President Vladimir Putin is to step down after that vote and analysts say Kremlin political managers want no surprises as they try to engineer a smooth handover of power to a favoured successor, whom Putin has yet to name.

In Russia's second city of St Petersburg, local observers said the liberal Yabloko party was set to win between five and 10 percent of the vote before election officials disqualified it on a technicality.

"All independent players in (the Kremlin's political) system must be destroyed and Yabloko is one of the those independent forces which is not controlled by the Kremlin," Mikhail Amosov, a senior Yabloko official in the city, told Reuters.

He said the Kremlin plan was to mould a new system dominated by United Russia and Fair Russia, two faithfully pro-Kremlin parties that never criticise the president.

The parties that have been disqualified from the regional votes do not have strong nationwide support in a country where most voters back Putin and his allies.

Nevertheless, their exclusion at the beginning of a vital election cycle has revived worries over whether Putin is really committed to a democratic handover of power.

"Much that will take place this December in the Duma (parliamentary) elections and in the presidential elections is taking place at the moment in St Petersburg," analyst Stanislav Belkovsky told the Ekho St Petersburg radio station.

FAIR ELECTIONS?

A spokesman for the Kremlin declined to comment on the regional elections. Putin has though, said in the past that Russian elections are free and fair.
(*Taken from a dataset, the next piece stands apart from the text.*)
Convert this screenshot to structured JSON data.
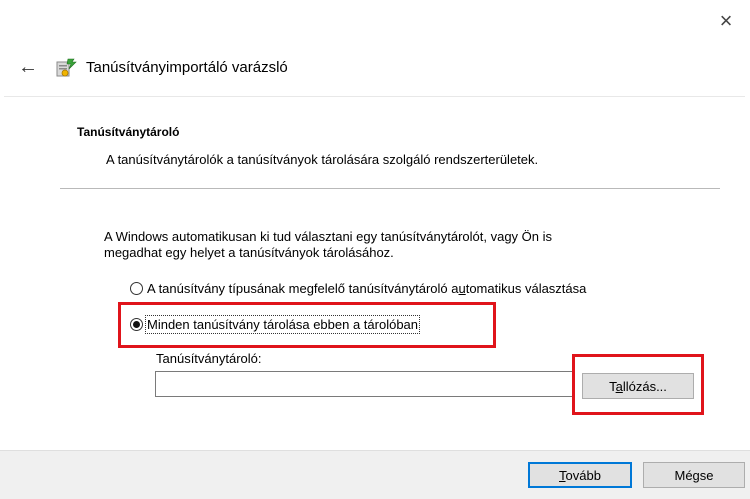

Election officials deny any political motive and say the parties were disqualified because they failed to comply with election rules.

Yabloko's exclusion has provoked a storm of outrage in St Petersburg, Putin's hometown which is also a stronghold for the small but vocal liberal opposition.

Yabloko's problems began when the party submitted petitions showing support for its participation in the vote.

The city's election commission said the proportion of invalid signatures was over the threshold of 10 percent. An appeal was rejected.

Elsewhere, the Communist Party was denied registration in the Caucasus region of Dagestan and the Siberian region of Tyumen but managed to overturn the decisions.

The pro-business Union of Right Forces overturned a decision to bar it from elections in Samara but was refused registration in the Vologda, Pskov, Dagestan and Tyumen regions.

New, more demanding election rules adopted by the pro-Kremlin majority in Russia's parliament are part of the reason for the problems.

Parties with fewer than 50,000 members are barred and anyone wanting to take part in an election has to submit a large bond or thousands of signatures -- all rules which smaller opposition groups say discriminate against them.

Supporters of the new rules say they were needed to weed out "one-day parties" and encourage the emergence of durable political groups that will bring stability.

The victims of the new rules disagree.

"They allow the Kremlin to make a selection: who can take part in the country's political life and who can't," said Vladimir Ryzhkov, whose opposition Republican Party has been ordered to close because it does not meet the membership rules.